ESPN college sports reporter Molly McGrath covers baseball for the first time in her career Saturday when NC State faces Boston College (4 p.m., ESPNU).
For the BC grad, the sixth annual ALS Awareness Game at Fenway Park hits home. McGrath is the daughter of an ALS researcher.
The ACC matchup is played every year to honor former Boston College captain Pete Frates, who was diagnosed with Amyotrophic Lateral Sclerosis (ALS) in 2012. Former NC State standout Chris Combs, who was also diagnosed with the disease in May 2016, also will be recognized.
“I went to Boston College with Pete Frates,” McGrath shared. “He was the ‘big man on campus’ and had it all — intelligence, charm and a very bright future. He is proof that this ugly disease doesn’t discriminate and can affect anyone. However, Pete has used this as an opportunity to make a significant impact in terms of awareness and funding. His impact on the Boston College community and everyone who knows him extends far beyond what he’s already done, and his message has made an even brighter future for all those who will become affected by ALS.”
The game is also significant to McGrath because her father, Michael McGrath, has dedicated his life to finding a cure for ALS.
“My father has spent my entire life bragging about all of my accomplishments, so please bear with me while I brag about how amazing he is,” McGrath said. “He has his Ph.D. and MD in Cancer Biology from Stanford and has spent countless hours in laboratories and authoring papers on cancer research. In 2004, he set his sights on neurodegenerative diseases. When I asked him why his focus shifted, he said, ‘Because ALS is the worst disease in the world, and there’s no cure.’ That’s still true today, but his company’s recent clinical trial shows significant progress.”
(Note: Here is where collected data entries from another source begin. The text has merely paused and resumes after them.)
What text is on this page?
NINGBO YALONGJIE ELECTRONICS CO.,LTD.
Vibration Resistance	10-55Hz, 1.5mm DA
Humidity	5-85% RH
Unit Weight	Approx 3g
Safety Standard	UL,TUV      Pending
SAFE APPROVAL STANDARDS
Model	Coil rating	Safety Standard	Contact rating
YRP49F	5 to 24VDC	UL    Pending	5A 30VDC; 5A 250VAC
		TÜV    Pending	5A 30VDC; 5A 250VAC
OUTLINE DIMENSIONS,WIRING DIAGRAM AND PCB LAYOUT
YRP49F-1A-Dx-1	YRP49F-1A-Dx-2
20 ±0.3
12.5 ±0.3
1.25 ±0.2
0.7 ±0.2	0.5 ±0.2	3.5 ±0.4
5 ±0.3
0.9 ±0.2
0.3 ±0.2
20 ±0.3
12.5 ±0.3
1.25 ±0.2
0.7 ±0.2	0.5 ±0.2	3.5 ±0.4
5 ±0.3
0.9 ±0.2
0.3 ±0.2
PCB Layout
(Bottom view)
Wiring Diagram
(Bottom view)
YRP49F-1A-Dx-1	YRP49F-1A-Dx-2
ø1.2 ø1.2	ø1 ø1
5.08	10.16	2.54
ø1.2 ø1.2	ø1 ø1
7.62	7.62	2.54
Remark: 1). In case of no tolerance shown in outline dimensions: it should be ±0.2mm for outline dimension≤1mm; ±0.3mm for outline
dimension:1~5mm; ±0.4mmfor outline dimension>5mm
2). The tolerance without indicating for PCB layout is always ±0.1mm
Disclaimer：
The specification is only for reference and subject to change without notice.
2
In addition to reporting on the game, McGrath hopes to be able to educate viewers throughout the telecast with information her father has taught her.
“My father is full of scientific jargon and is truly the smartest man I know, and in his intelligence, he’s extremely talented at putting things into layman’s terms,” McGrath said. “ALS is the degeneration of nerves in the brain that control your muscles and allow you to move voluntarily and even breathe. ALS patients eventually can no longer move, talk, or breathe on their own because the connection is lost between the brain and the muscles. However, their cognitive functions remain fully intact and some patients say that they find themselves getting even more intelligent. These wonderfully astute people become paralyzed and trapped in their own bodies, until they die an average of 2-5 years after diagnosis. That is why awareness and funding, like the Ice Bucket Challenge that Pete championed, is so important.”
EDITOR’S NOTE: McGrath will be joined on the ESPNU telecast by play-by-play commentator Jon Sciambi and analyst Danny Kanell, who played baseball as well as football at Florida State.